Dat is gauw voorbij. Zij wordt ruw gewekt in haar slaap door Leo. Daar heeft ze waarschijnlijk nog nachtmerries van. Toezicht houden is het bevel. De rest van de dag zien we haar met een stok in de hand achter de kinderen aanlopen.

Leo speelt die dag voor “headmaster”, misschien is politieagent een beter woord. Sommige kinderen denken nog even niet te hoeven luisteren. Maar dat wordt onmiddellijk gesignaleerd en gecorrigeerd. Tot groot genoegen van de aanwezige bouwvakkers die hiervan zichtbaar genieten.

De volgende dag is er op verzoek van Leo een “teamvergadering”, een onbekend fenomeen voor het team.
Het onderwerp: Toezicht houden en gewenst kindergedrag.

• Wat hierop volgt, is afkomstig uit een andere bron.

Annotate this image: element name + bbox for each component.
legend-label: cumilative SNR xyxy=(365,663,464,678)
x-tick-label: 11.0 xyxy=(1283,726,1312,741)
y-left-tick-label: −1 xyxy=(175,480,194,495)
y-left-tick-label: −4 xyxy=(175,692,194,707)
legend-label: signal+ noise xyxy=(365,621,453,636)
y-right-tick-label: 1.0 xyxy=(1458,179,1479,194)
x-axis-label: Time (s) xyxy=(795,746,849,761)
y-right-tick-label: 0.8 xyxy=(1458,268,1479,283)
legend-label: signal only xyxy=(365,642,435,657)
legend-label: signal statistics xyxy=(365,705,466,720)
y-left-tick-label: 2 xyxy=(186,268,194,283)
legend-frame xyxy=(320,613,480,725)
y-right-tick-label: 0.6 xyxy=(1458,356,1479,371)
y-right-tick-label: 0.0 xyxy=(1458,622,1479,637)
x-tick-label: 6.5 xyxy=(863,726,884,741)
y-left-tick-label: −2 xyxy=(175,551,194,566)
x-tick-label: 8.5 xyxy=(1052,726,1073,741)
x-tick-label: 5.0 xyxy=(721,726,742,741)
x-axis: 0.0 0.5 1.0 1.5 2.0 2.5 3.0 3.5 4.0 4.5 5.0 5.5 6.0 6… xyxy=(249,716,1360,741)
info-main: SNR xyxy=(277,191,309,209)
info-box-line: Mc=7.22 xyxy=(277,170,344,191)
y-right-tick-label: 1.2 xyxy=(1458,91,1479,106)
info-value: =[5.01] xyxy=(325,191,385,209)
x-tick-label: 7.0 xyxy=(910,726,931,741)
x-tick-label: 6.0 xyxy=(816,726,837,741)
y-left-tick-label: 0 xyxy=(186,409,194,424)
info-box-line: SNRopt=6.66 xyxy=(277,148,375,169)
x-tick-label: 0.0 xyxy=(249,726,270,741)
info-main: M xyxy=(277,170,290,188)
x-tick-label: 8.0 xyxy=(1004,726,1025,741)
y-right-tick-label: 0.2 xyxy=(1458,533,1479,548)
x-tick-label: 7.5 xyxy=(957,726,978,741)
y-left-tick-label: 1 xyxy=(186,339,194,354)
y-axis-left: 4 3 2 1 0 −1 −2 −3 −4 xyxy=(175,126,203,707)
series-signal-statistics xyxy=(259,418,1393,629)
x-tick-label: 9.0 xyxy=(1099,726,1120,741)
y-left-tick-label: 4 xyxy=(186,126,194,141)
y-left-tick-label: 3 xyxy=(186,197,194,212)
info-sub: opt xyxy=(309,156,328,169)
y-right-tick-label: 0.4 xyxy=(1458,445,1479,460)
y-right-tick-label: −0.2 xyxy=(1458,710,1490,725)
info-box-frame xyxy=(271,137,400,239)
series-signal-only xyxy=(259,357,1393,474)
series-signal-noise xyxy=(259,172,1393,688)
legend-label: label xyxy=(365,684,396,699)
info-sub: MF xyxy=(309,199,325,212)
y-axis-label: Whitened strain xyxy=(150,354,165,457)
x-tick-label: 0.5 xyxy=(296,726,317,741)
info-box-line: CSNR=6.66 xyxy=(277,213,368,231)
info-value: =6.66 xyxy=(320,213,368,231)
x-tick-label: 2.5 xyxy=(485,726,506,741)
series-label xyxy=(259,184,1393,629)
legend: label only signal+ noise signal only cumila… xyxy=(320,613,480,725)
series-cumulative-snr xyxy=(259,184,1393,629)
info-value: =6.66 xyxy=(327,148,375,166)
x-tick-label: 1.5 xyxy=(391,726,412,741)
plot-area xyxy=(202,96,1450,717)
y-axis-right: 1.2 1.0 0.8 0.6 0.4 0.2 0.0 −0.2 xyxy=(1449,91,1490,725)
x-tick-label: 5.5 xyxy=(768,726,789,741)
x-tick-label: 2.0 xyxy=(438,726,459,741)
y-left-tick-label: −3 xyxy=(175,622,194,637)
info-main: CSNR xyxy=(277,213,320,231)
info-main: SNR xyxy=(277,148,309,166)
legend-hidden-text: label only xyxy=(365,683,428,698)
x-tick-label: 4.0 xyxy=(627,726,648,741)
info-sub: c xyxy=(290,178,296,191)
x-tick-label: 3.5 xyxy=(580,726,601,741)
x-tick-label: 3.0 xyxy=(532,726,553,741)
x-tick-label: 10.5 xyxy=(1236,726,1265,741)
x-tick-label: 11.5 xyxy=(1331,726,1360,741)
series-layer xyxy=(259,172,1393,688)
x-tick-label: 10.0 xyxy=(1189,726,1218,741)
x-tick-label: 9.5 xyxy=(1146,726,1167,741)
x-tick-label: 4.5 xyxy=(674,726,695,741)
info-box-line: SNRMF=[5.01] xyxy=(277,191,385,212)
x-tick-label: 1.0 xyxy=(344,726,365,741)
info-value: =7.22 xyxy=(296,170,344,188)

Buiten moeten een aantal struiken verplaatst worden. Wanneer we ’s morgens tegen tien uur komen, zien we dat Fred Migadde, samen met een aantal leerlingen prachtige struiken heeft uitgegraven. Ze liggen in de brandende zon.

We proberen tevergeefs duidelijk te maken dat dit het einde van de struiken betekent. Een paar uurtjes in de zon moet kunnen. Straks krijgen ze wat water en binnen veertien dagen staan ze er fris en fruitig bij.

Na een paar dagen zijn de struiken bruin, dor en droog. Het stadium van fris en fruitig zullen ze nooit meer bereiken. Ze zijn overleden.

In de verschillende nieuwe ruimtes zijn metalen buitendeuren aangebracht die niet naar binnen kunnen open draaien omdat de vloer te hoog is. De oplossing is eenvoudig. Men hakt een stuk uit de vloer, zodanig groot dat de deur open kan. Daar nemen we geen genoegen mee. En dus wordt de vloer weer opgehoogd en de deur ingekort.

Er zijn grote plantenbakken aangelegd. De muren daarvan worden geverfd. Een meter verderop staat Fred Migadde de droge grond aan te harken in de plantenbak, wat aardig stuift. Ook hier grijpen we in en leggen geduldig uit waarom.

De buitengevels worden met waterverf geverfd en vervolgens met olieverf. De schilders, oliedom, keren echter de volgorde om en begrijpen niet dat wij ons daar druk om maken.

Ze zullen ons wel kunnen schieten. Denken we. Het tegendeel is waar. We krijgen complimenten dat we alles zien en in de gaten houden.

Inmiddels zijn we al enige dagen aan het verven. We verven dieren op de buitengevels. Fred Migadde wil graag delen van het menselijk lichaam op de gevel. Wat wij doen “is not common”. En dat willen we graag: “Not common”.

De stenen tafels en “zitmuurtjes” bij de keuken zijn ook “not common”.

Vandaag krijgen we een bijna juichende Fred Migadde te spreken, ongebruikelijk voor zijn doen. Er blijkt inmiddels veel interesse te zijn voor de veranderingen. Er is al iemand die de ruimte bij de keuken wil huren voor een bruiloft. De buurman wil er met Kerstmis een familiefeestje vieren.

En de beesten op de buitengevel oogsten veel waardering. “Not common”, maar wel prachtig.